Domanda

I'm new to git, I'm interested in keeping update a directory in a git repository, I'm cloning the repository and running filter-branch on it:

git clone http://url.git
cd repository
git filter-branch --subdirectory-filter directory-I-m-interested

This is awesome, the repository now have the contents of the directory-I-m-interested in the root path, however I'm still not sure how to keep the files on this directory in sync with the original project.

I've tried with the following commands:

git fetch
git cherry-pick hash_taken_from_last_command

and I get the following error:

error: could not apply a0ede43... 2
hint: after resolving the conflicts, mark the corrected paths
hint: with 'git add <paths>' or 'git rm <paths>'
hint: and commit the result with 'git commit'

Probably I'm just executing non sense, any hints?

È stato utile?

Soluzione

It sounds like what you want is a sparse checkout. Look here

http://briancoyner.github.io/blog/2013/06/05/git-sparse-checkout/

for instance. It restricts the working copy (checked out files) in git to a subset of the original git repository. You can follow the original as normal with git but just see the part of it you are interested in.

Altri suggerimenti

You are executing non sense. I believe you are looking for functionality of svn as you are only wanting to use one sub-directory. With the local repository after the above git filter-branch command, a git push probably would fail and a git push -f would wipe away the other directories of the repository.

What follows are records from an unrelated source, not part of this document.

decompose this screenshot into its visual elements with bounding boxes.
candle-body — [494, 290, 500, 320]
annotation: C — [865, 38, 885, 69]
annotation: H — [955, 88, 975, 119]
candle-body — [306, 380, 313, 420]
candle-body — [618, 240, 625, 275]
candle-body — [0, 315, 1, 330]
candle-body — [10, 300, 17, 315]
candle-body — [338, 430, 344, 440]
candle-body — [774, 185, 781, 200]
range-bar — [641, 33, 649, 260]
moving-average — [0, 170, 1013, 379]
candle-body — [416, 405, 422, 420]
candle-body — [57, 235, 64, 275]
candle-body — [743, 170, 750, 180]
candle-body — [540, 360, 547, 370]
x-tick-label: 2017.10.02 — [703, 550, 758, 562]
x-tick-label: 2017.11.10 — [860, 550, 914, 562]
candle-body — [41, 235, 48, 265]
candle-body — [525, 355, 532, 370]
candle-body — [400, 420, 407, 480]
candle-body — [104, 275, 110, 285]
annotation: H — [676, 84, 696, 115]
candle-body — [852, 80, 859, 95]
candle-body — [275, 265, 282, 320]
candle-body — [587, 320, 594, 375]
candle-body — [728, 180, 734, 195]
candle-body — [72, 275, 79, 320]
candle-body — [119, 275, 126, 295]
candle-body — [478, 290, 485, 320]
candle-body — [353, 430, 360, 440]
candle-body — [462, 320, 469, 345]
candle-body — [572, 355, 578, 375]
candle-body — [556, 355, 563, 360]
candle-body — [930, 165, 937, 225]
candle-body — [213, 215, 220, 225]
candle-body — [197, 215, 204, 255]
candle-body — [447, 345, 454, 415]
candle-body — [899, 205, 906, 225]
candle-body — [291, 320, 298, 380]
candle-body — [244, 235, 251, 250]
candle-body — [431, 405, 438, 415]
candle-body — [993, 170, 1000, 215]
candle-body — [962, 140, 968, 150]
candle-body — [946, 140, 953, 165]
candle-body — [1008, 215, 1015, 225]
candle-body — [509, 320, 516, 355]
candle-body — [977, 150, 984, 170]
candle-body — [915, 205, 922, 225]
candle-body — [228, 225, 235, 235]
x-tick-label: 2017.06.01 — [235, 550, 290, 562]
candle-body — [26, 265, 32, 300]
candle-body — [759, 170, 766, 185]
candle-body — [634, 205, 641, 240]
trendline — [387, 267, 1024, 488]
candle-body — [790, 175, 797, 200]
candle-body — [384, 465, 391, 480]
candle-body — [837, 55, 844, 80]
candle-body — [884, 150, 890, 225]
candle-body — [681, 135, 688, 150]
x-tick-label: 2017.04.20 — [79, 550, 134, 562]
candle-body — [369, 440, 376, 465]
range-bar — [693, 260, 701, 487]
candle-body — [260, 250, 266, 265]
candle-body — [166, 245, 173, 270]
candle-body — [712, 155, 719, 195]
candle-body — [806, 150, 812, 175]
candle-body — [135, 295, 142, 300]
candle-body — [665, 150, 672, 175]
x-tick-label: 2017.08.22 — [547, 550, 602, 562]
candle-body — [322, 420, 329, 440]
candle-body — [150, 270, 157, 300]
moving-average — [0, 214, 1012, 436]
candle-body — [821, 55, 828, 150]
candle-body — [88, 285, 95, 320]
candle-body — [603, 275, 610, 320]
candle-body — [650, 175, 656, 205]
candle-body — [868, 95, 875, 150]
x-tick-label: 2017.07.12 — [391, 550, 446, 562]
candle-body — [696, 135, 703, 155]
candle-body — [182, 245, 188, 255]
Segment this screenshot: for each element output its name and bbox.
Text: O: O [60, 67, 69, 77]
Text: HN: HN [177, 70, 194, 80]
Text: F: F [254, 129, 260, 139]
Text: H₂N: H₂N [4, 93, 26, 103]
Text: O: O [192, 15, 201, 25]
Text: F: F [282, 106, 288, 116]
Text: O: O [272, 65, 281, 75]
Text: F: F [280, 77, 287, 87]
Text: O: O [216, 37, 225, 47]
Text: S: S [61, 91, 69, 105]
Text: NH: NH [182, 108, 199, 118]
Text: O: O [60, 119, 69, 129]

Git offers pretty strong guarantees about the integrity of the repository. Running git filter-branch is a deep surgical operation that results in a completely new repository with all the commit checksums recalculated etc. You have in fact rewritten the whole history of the project, so during fetching and merging changes from the old repository Git will correctly complain that it doesn't recognize the new, changed history of the repository. There's no way for Git to have split personality and at the same time remember and forget about the rest of the directories.

As you say, you're new to Git, so please reconsider if you really need to do such deep and intrusive surgical operations on your repository.